Bill Stewart wrote:
Back in the mid-80s, Princeton University got some SDI money for the Massive Memory Machine Project, researching what you could do if you had enough memory for anything you wanted. Even with the CS approaches of the time, you'd do a lot of things differently. Their non-massive toy machine was a 1.5MIPS VAX with 128MB RAM - which took 10 extension racks to hold all the RAM. These days 128MB is cheap, as are 500 MIPS P2s, but 50GB of RAM is still bigger than most machines' busses will hold, and even 2GB of DRAM is a lot bigger and more power-hungry than most laptops can really support, much less 2GB of fast SRAM.
There used to be a rule of thumb that you'd want roughly a megabyte per megahertz.

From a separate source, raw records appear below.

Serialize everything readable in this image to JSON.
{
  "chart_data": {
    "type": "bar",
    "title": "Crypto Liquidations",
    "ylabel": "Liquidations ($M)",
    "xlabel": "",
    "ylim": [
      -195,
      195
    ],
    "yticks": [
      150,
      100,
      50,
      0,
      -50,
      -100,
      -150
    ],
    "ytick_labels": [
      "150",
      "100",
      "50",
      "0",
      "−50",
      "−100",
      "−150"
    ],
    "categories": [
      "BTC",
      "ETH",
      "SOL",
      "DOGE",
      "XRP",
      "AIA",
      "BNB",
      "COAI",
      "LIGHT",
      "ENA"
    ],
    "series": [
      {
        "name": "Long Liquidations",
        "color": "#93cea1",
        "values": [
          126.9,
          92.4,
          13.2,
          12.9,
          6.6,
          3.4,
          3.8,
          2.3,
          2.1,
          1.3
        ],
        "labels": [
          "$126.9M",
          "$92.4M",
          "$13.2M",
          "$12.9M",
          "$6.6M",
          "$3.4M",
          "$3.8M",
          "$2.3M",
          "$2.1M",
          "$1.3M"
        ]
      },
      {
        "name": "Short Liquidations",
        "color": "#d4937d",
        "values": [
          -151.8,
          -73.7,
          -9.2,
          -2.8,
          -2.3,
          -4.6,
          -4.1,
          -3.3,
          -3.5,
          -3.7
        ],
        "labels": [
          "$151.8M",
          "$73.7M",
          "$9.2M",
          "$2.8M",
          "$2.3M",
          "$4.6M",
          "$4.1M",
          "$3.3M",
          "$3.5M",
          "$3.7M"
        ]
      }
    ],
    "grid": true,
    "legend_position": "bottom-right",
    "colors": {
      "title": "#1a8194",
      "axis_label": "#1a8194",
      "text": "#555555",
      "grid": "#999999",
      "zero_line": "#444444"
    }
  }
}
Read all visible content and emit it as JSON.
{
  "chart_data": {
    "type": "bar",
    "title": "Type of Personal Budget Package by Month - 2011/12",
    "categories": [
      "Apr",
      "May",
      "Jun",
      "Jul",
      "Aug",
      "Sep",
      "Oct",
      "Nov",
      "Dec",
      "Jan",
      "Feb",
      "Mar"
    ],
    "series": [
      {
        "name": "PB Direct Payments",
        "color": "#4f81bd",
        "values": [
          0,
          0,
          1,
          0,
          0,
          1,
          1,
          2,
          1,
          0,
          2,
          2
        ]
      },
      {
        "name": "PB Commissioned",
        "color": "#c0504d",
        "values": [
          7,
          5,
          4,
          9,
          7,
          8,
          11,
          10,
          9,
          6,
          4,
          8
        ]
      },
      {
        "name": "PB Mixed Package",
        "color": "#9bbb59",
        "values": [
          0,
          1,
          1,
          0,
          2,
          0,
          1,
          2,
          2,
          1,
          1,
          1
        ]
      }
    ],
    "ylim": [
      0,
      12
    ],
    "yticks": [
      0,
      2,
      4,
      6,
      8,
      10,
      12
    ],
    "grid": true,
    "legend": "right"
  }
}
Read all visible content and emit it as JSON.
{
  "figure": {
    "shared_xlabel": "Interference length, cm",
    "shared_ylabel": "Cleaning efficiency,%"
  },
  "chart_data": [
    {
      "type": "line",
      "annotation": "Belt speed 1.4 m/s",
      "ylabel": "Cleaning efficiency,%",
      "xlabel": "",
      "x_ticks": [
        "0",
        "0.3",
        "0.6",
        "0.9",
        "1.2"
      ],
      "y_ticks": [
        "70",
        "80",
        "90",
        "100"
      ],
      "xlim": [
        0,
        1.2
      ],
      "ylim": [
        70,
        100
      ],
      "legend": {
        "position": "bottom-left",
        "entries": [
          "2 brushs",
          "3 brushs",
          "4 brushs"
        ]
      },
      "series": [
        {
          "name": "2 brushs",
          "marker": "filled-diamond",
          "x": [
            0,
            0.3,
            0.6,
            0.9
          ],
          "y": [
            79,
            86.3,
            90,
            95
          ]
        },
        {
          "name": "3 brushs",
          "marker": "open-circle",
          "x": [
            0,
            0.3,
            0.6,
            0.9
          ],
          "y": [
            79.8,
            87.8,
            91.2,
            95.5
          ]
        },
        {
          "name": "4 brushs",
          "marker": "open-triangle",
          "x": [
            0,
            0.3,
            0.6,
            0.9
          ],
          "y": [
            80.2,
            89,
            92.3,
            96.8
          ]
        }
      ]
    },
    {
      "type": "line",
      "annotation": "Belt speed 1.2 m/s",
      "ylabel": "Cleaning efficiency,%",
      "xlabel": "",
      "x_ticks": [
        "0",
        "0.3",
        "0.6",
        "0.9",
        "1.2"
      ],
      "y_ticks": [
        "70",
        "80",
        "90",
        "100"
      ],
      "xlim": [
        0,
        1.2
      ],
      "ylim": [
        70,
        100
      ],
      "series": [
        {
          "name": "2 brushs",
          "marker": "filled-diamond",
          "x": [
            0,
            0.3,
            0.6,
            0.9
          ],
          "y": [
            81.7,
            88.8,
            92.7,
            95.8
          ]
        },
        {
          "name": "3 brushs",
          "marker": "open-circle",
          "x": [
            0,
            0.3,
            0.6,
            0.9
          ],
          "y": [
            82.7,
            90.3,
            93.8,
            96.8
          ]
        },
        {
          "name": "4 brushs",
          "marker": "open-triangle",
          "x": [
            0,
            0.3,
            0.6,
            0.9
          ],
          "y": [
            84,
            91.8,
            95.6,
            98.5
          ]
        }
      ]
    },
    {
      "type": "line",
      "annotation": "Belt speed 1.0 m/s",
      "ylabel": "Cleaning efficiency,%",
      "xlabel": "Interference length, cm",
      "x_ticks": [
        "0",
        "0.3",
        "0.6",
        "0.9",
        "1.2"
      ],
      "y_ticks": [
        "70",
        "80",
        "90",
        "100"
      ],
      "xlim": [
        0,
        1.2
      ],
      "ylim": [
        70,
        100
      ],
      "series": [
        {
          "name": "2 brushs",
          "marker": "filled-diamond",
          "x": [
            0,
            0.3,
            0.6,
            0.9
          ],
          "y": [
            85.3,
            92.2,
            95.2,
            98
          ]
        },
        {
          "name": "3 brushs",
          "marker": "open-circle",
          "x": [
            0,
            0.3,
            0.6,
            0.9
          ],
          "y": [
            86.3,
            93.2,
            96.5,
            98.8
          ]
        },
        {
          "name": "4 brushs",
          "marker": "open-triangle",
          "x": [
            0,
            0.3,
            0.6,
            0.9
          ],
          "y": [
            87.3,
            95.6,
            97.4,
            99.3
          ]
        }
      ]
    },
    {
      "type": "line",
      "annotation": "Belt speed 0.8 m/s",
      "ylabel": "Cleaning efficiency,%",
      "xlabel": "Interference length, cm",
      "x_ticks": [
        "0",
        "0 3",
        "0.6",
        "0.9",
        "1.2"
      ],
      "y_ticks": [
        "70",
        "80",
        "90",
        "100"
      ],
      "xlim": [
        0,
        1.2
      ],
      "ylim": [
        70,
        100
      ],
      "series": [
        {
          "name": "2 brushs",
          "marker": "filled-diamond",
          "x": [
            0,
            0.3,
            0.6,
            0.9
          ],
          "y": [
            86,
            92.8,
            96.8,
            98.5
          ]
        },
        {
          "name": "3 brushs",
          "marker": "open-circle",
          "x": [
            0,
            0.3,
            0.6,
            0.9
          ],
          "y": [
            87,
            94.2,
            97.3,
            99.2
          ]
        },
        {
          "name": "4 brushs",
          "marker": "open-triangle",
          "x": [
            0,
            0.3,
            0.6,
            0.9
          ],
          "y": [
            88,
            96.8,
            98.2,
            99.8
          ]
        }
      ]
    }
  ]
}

Today, with our 200+ MHz processors, we tend to have considerably less memory than this. My Gateway PC from a couple of years ago came with a 200 MHz Pentium Pro but only 32 MB of memory. Most PCs today are not well balanced architecturally. They should really have a couple hundred megabytes of memory. Memory is cheap enough today that this can be added, but the motherboard configuration may limit the amount. If you had this much memory, swapping to disk would be a smaller problem. As for the idea of running without a disk drive, see the handheld PDAs like the PalmPilot and the Microsoft WinCE machines. The problem with these from the security standpoint is that the memory is non-volatile. With a PC, we don't worry too much about junk in memory because we turn it off occasionally. We are concerned about the disk because that is where the persistent storage is. But with a memory-only machine, you end up using your memory as a de-facto disk drive, so that the contents of memory become just as sensitive as the contents of disk would be on a PC. Someone who gets hold of your PDA can dump out memory and find sensitive data which is stored there. Theoretically you can use a password to protect data, but then there are tradeoffs between security and ease of use, and you may end up leaving data exposed for extended periods. But speaking of using passwords to protect data, how about an encrypted swapfile for a PC? There are fast enough ciphers today that the virtual memory system could encrypt data as it swaps to the disk, and decrypt as it loads back into memory. You'd type in the passphrase at boot time. This would solve the problem of sensitive data leaking onto the disk via the swapfile. There could still be traces in memory, but at least this most obvious leak would be plugged. You don't have to wait for apps to be rewritten to use secure memory allocation drivers, you get the benefit immediately. Can existing encrypting-filesystem drivers be used for swapfiles?